Интересно получается: жить она хочет в той стране, где, как ей кажется, жить особенно хорошо и приятно, а гордиться достижениями другой. И ничего не готова делать, чтобы в этой «другой» жилось лучше
Сейчас, когда приятельница выкладывает в instagram фотографию из Франции с подписью «приезжаю сюда и понимаю – в отличие от России, я наконец-то дома!», мне одновременно и гадко, и ну очень смешно, мне непонятна её национальная самоидентичность. И дело не в том, что своим домом она считает не Россию – пожалуйста, личный выбор каждого – а в том, что она не говорит на французском, не знакома с историей Франции от слов «вообще» и «совсем», как и с культурой – не перечислит больше двух французских художников (я спрашивала), больше одного писателя (тоже), французский кинематограф или музыка – тёмный лес (и об этом), никогда не общалась с французами дольше трёх минут за кассой в супермаркете и не исповедует местную религию. Зато здесь, в России, она каждый день ходит и в Европу приезжает в свитшотах и футболках с портретами русских писателей и любит козырнуть фразой в духе «не знаю насчёт Пушкина, но вот Достоевский это точно наше всё». Но в личном разговоре я узнаю, что ей вообще «каждый раз за Россию стыдно» и «скорее бы уже уехать». Интересно получается: жить она хочет в той стране, где, как ей кажется, жить особенно хорошо и приятно, а гордиться достижениями другой. И ничего не готова делать, чтобы в этой «другой» жилось лучше.

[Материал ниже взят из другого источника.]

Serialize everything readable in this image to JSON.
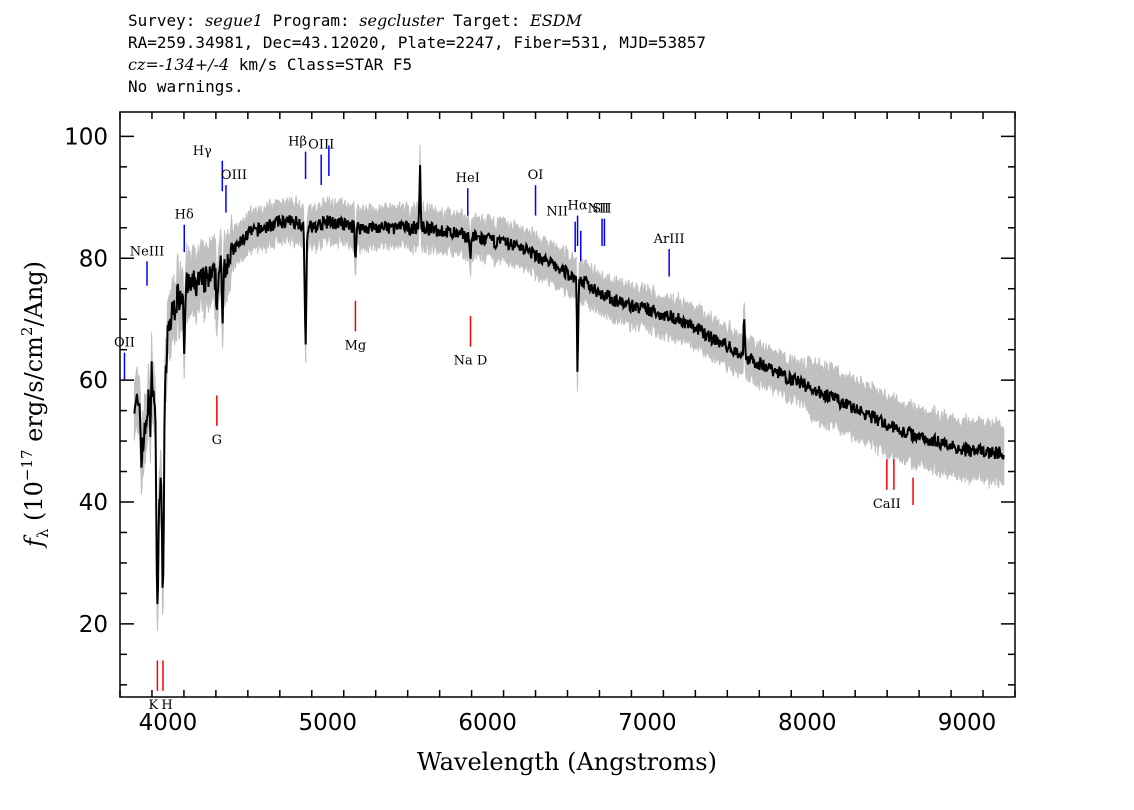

Всё это в совокупности проявлений больше всего похоже на банальную моду, так думать и так вести себя модно. И сама по себе мода – это далеко не всегда ведь плохо, в зависимости от того, на чём она основана и что, соответственно, несёт. Но мода на русофобию среди русских, не одно столетие существующая, сейчас основана преимущественно на нежелании брать на себя ответственность за происходящее с собой и вокруг себя, отсутствии честного с собой же разговора (позволившего бы отдавать себе отчет о реальных мотивах своих действий и мыслей – не объяснять, скажем, своё желание жить в Европе тяжёлыми условиями в российских больницах – и замечать несовместимое – любовь к Достоевскому и ненависть ко всему русскому, например) и неумении быть благодарным. Несёт она то же. И ведь это проблема не возраста, хоть я и говорю выше преимущественно о подростках, это вопрос общего подхода к жизни – людям в любом возрасте следовать этой моде крайне удобно. И тут мне вспоминается любимая фраза мамы-историка на эту тему: «всё-таки евреи и русские уникальны, потому что только в этих двух нациях есть удивительное по своей сути явление – евреи антисемиты и русские русофобы». Она, сказав это, какое-то время иронично улыбается, а потом резко делается серьёзной, чтобы добавить «и это, право, стыдно».